MENÜ
Az bulutlu

Marmara Bölgesi Göç, Güvenlik ve Sosyal Uyum Çalıştayı

Gündem - 14 Ocak 2020 13:28 A A

İçişleri Bakan Yardımcısı İsmail Çataklı, “Süregelen 9 yıllık süreçte, kayıt altına alınmaktan, uyumlarına yönelik faaliyetlere kadar ülkemiz atmış olduğu adımlarla kültürüne ve tarihine özgü karakterleri içeren kendine has göç yönetimi geliştirmiş ve tüm dünyaya bu yönüyle örnek olmuştur.” dedi.

Göç İdaresi Genel Müdürlüğü Uyum ve İletişim Dairesi Başkanlığı ile Birleşmiş Milletler Mülteciler Yüksek Komiserliği (BMMYK) iş birliğinde Kocaeli’deki bir otelde düzenlenen “Marmara Bölgesi Göç, Güvenlik ve Sosyal Uyum Çalıştayı”nda konuşan Çataklı, çalıştayın, Türkiye gündeminin en önemli konuları arasında yer alan göç meselesinin, güvenlik ve uyum perspektifleri üzerinden tartışılmasına imkan vereceğini söyledi.

Suriye krizinin başlangıç tarihi olarak kabul edilen Mart 2011’den bu yana 9 yıla yakın bir süre geçtiğini aktaran Çataklı, bu krizin, son dönemdeki en büyük küresel insanlık dramına yol açtığını ve İkinci Dünya Savaşı’ndan bu yana kaydedilen en büyük sığınmacı akınını oluşturduğunu kaydetti.

Çataklı, yaklaşık 14 milyon Suriyelinin evini barkını terk ettiğini, bunların 6,5 milyondan fazlasının komşu ülkelere, Avrupa ülkelerine ve Kuzey Afrika’ya sığınmak durumunda kaldığını bildirdi.

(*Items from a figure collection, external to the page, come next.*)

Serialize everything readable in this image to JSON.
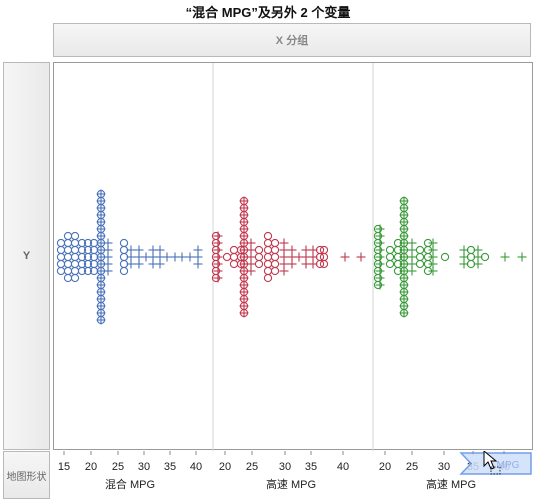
{
  "title": "“混合 MPG”及另外 2 个变量",
  "x_group_label": "X 分组",
  "y_group_label": "Y",
  "map_shape_label": "地图形状",
  "drop_zone_text": "MPG",
  "panels": [
    {
      "label": "混合 MPG",
      "ticks": [
        "15",
        "20",
        "25",
        "30",
        "35",
        "40"
      ],
      "color": "#4a72b8"
    },
    {
      "label": "高速 MPG",
      "ticks": [
        "20",
        "25",
        "30",
        "35",
        "40"
      ],
      "color": "#c0394f"
    },
    {
      "label": "高速 MPG",
      "ticks": [
        "20",
        "25",
        "30",
        "35",
        "40"
      ],
      "color": "#3a9a3a"
    }
  ]
}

– “Tüm dünyaya örnek teşkil etmiştir”

Suriye iç savaşında aralarında on binlerce çocuğun da olduğu yüz binlerce kişinin hayatını kaybettiğini vurgulayan Çataklı, “Bazıları denizlerde boğuldu, bazıları yollarda vefat etti. Mezar taşlarına yazacak isimleri bile bulunamadı. Geçen yıl Ege’de 34 göçmen hayatını kaybetmişti. Bu yıl maalesef 2 hafta dolmadan bu sayı 24’e ulaştı.” dedi.

Bugün Suriye’de 7 milyonu çocuk olmak üzere yaklaşık 14 milyon insanın, doğrudan yardıma ve korunmaya muhtaç olduğuna dikkati çeken Çataklı, milyonlarca Suriyelinin temel gıda ihtiyaçlarını karşılayamadığını ve nüfusun yüzde 70’nin temiz içme suyu bulamadığını bildirdi.

Çataklı, şöyle konuştu:

“Sağlık hizmetleri, okullar ve diğer temel kamu hizmetleri felç olmuş durumdadır. Her dört Suriyeli’den üçü yoksulluk sınırının çok çok altında yaşamaktadır. Suriye ülke olarak geçen 9 yılda 600 binden fazla insanını kaybetti. 1 milyondan fazla insan yaralandı. Ülke nüfusunun üçte ikisi evinden oldu. Böylesi bir insanlık dramının yaşandığı ortamda ülkemiz insani, vicdani ve ahlaki sorumluluğunu yerine getirerek kapısına sığınan Suriyelilerin ırkını, dilini, dinini, rengini, cinsiyetini ayırmaksızın kendisine sığınanları hiç düşünmeden kabul etmiştir. Süregelen 9 yıllık süreçte, kayıt altına alınmaktan, uyumlarına yönelik faaliyetlere kadar ülkemiz atmış olduğu adımlarla kültürüne ve tarihine özgü karakterleri içeren kendine has göç yönetimi geliştirmiş ve tüm dünyaya bu yönüyle örnek olmuştur.”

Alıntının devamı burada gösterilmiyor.